Chicago Mayor Rahm Emanuel, telling the House and Senate to stay in session to address Chicago’s gun violence, called gun control the “weak link” in Chicago’s efforts toward public safety on Tuesday. 

He repeated his desire for a three-year minimum sentence for gun crimes that would require perpetrators convicted to serve at least 85 percent of their sentenced time, a stronger "assault weapons" ban, and comprehensive background checks for those buying guns.

Gun control... is the weak link in the chain of public safety for the city of Chicago. Our police are doing an effective job. They need to do better. But, they are doing an effective job. We are investing in our kids by making sure they have the type of after-school programs and summer jobs at an unprecedented level. Each year, we’re growing each of those investments for our kids to be in a safe, secure area. We also challenge our parents to do the right thing... The city of Chicago, to further drive its shooting and homicide rate down, needs a number of things.

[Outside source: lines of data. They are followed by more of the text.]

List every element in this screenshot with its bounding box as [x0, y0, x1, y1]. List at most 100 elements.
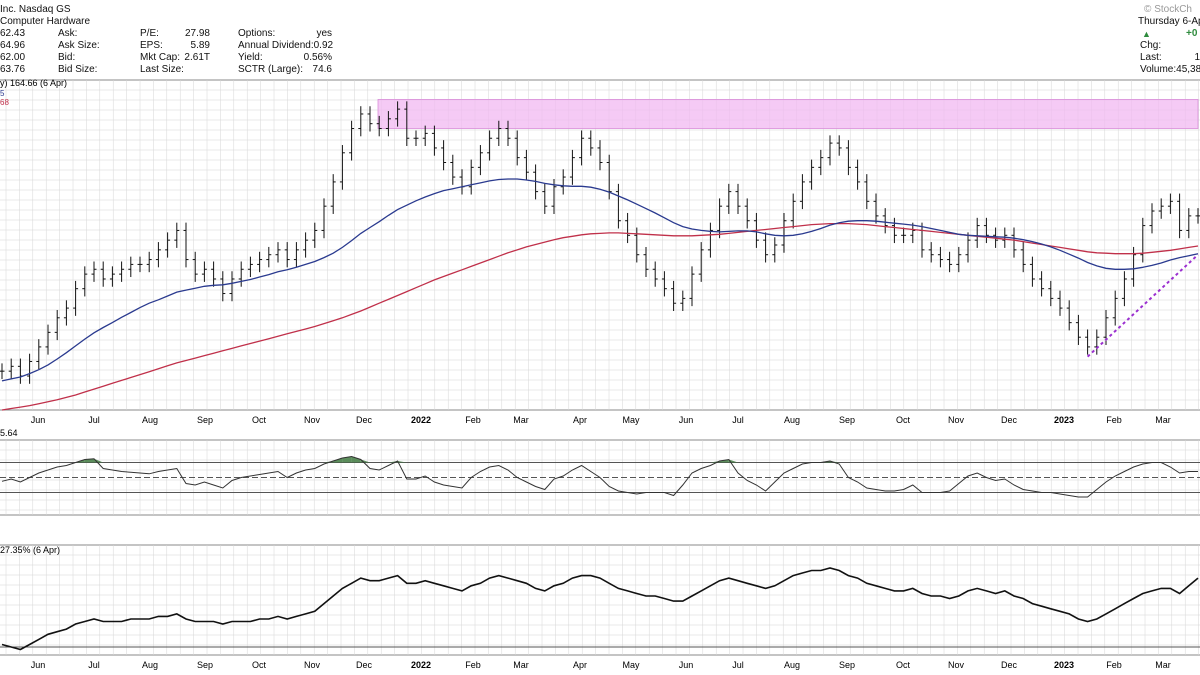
x-tick-label: 2023: [1054, 415, 1074, 425]
quote-last-value: 62.00: [0, 52, 26, 63]
x-tick-label: Nov: [304, 415, 321, 425]
rsi-legend: 5.64: [0, 428, 18, 438]
relative-line: [1, 567, 1199, 651]
x-tick-label: Jul: [88, 415, 100, 425]
up-arrow-icon: ▲: [1142, 29, 1151, 39]
x-tick-label: Oct: [896, 660, 911, 670]
extra-row: SCTR (Large): 74.6: [238, 64, 332, 76]
x-tick-label: Jul: [732, 415, 744, 425]
quote-row: 64.96 Ask Size:: [0, 40, 130, 52]
price-legend: y) 164.66 (6 Apr): [0, 78, 67, 88]
quote-block: 62.43 Ask: 64.96 Ask Size: 62.00 Bid: 63.76 Bid…: [0, 28, 130, 76]
x-tick-label: Nov: [304, 660, 321, 670]
x-tick-label: Mar: [1155, 660, 1171, 670]
moving-averages: [1, 178, 1199, 411]
right-row-value: 45,38: [1176, 64, 1200, 75]
x-tick-label: Jul: [732, 660, 744, 670]
right-row-value: 1: [1194, 52, 1200, 63]
x-tick-label: Sep: [839, 415, 855, 425]
quote-label: Ask Size:: [58, 40, 100, 51]
extra-row-value: 74.6: [312, 64, 332, 75]
x-tick-label: Dec: [1001, 415, 1018, 425]
extras-block: Options: yes Annual Dividend: 0.92 Yield: 0.5…: [238, 28, 334, 76]
relative-panel: [0, 567, 1200, 651]
x-tick-label: Sep: [197, 415, 213, 425]
x-tick-label: Oct: [896, 415, 911, 425]
right-row: Chg:: [1140, 40, 1200, 52]
fundamental-row-label: EPS:: [140, 40, 163, 51]
ma50-line: [1, 178, 1199, 382]
rsi-overbought-fill: [397, 461, 407, 463]
fundamental-row-value: 2.61T: [184, 52, 210, 63]
resistance-zone: [377, 99, 1199, 129]
x-tick-label: Nov: [948, 415, 965, 425]
right-row-label: Chg:: [1140, 40, 1162, 51]
quote-last-value: 62.43: [0, 28, 26, 39]
right-row: Volume: 45,38: [1140, 64, 1200, 76]
quote-last-value: 64.96: [0, 40, 26, 51]
quote-row: 62.00 Bid:: [0, 52, 130, 64]
quote-row: 62.43 Ask:: [0, 28, 130, 40]
x-tick-label: Jun: [31, 660, 46, 670]
quote-row: 63.76 Bid Size:: [0, 64, 130, 76]
quote-label: Bid:: [58, 52, 76, 63]
fundamental-row-label: P/E:: [140, 28, 159, 39]
extra-row: Options: yes: [238, 28, 332, 40]
x-tick-label: Aug: [142, 660, 158, 670]
x-tick-label: Dec: [356, 660, 373, 670]
extra-row-label: SCTR (Large):: [238, 64, 304, 75]
fundamentals-block: P/E: 27.98 EPS: 5.89 Mkt Cap: 2.61T Last Size:: [140, 28, 210, 76]
extra-row: Annual Dividend: 0.92: [238, 40, 334, 52]
fundamental-row: EPS: 5.89: [140, 40, 210, 52]
x-tick-label: 2023: [1054, 660, 1074, 670]
x-tick-label: Nov: [948, 660, 965, 670]
quote-label: Ask:: [58, 28, 78, 39]
resistance-rect: [377, 99, 1199, 129]
extra-row-label: Yield:: [238, 52, 263, 63]
rsi-line: [1, 455, 1198, 498]
ma200-line: [1, 222, 1199, 411]
x-tick-label: Mar: [513, 415, 529, 425]
x-tick-label: Aug: [142, 415, 158, 425]
x-tick-label: Sep: [839, 660, 855, 670]
x-tick-label: Jun: [679, 415, 694, 425]
quote-label: Bid Size:: [58, 64, 98, 75]
x-tick-label: Sep: [197, 660, 213, 670]
right-quote-block: Chg: Last: 1 Volume: 45,38: [1140, 40, 1200, 76]
extra-row-label: Options:: [238, 28, 276, 39]
rsi-overbought-fill: [728, 459, 738, 463]
extra-row-label: Annual Dividend:: [238, 40, 314, 51]
x-tick-label: Oct: [252, 660, 267, 670]
x-tick-label: Jul: [88, 660, 100, 670]
x-tick-label: Apr: [573, 415, 587, 425]
x-tick-label: 2022: [411, 415, 431, 425]
fundamental-row-value: 5.89: [190, 40, 210, 51]
x-tick-label: Feb: [1106, 660, 1122, 670]
x-tick-label: Apr: [573, 660, 587, 670]
extra-row-value: 0.92: [313, 40, 334, 51]
change-value: +0: [1186, 28, 1198, 39]
x-tick-label: Mar: [513, 660, 529, 670]
x-tick-label: May: [622, 660, 640, 670]
price-series: [0, 101, 1200, 384]
support-trendline: [1086, 253, 1199, 358]
right-row-label: Volume:: [1140, 64, 1177, 75]
ma-long-legend: 68: [0, 98, 9, 107]
x-tick-label: Aug: [784, 660, 800, 670]
x-tick-label: May: [622, 415, 640, 425]
x-tick-label: Oct: [252, 415, 267, 425]
rsi-overbought-fill: [351, 456, 361, 463]
x-tick-label: Aug: [784, 415, 800, 425]
fundamental-row-value: 27.98: [184, 28, 210, 39]
fundamental-row-label: Mkt Cap:: [140, 52, 181, 63]
x-tick-label: Mar: [1155, 415, 1171, 425]
rsi-panel: [0, 455, 1200, 498]
right-row: Last: 1: [1140, 52, 1200, 64]
watermark: © StockCh: [1144, 4, 1192, 15]
fundamental-row: Last Size:: [140, 64, 210, 76]
trendline: [1086, 253, 1199, 358]
fundamental-row-label: Last Size:: [140, 64, 184, 75]
industry-label: Computer Hardware: [0, 16, 91, 27]
company-name: Inc. Nasdaq GS: [0, 4, 71, 15]
fundamental-row: P/E: 27.98: [140, 28, 210, 40]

According to the Chicago Sun Times, there were 38 shooting incidents during the Fourth of July weekend, with 10 people killed.

Emanuel’s speech came only hours before the Illinois General Assembly overrode Gov. Pat Quinn's veto of a bill. Quinn wanted to limit the number of guns, limit the amount of ammunition for gun owners to carry, and make it illegal to carry a concealed weapon in public places serving alcohol. Because Quinn was overridden, the ban on gun owners carrying guns in public places, which was unique to Illinois, will be jettisoned.

Emanuel, calling for harsher sentences for gun crimes, pointed out that there were more than 100 cases during 2013 where the victims of gun crimes or their attackers would have been in prison if harsher sentences had been meted out in the past.

The most recent case was the individual who shot the five-year-old in the park. If we had a three-year minimum and an 85 percent truth in sentencing, just like New York City has, that person would have been behind bars rather than out shooting into a crowd in one of our parks.

Emanuel said of carrying concealed weapons: “They tried to create a bill that represented the whole state. I think it’s essential... they understand that Chicago is different than Downstate. And we had a stark reminder of that this weekend." 

"So, we have to have a way to protect our citizens," he claimed. "That doesn’t mean just on concealed carry. I would hope that the Legislature goes back to work and gives us a three-year minimum for anybody committing a gun crime."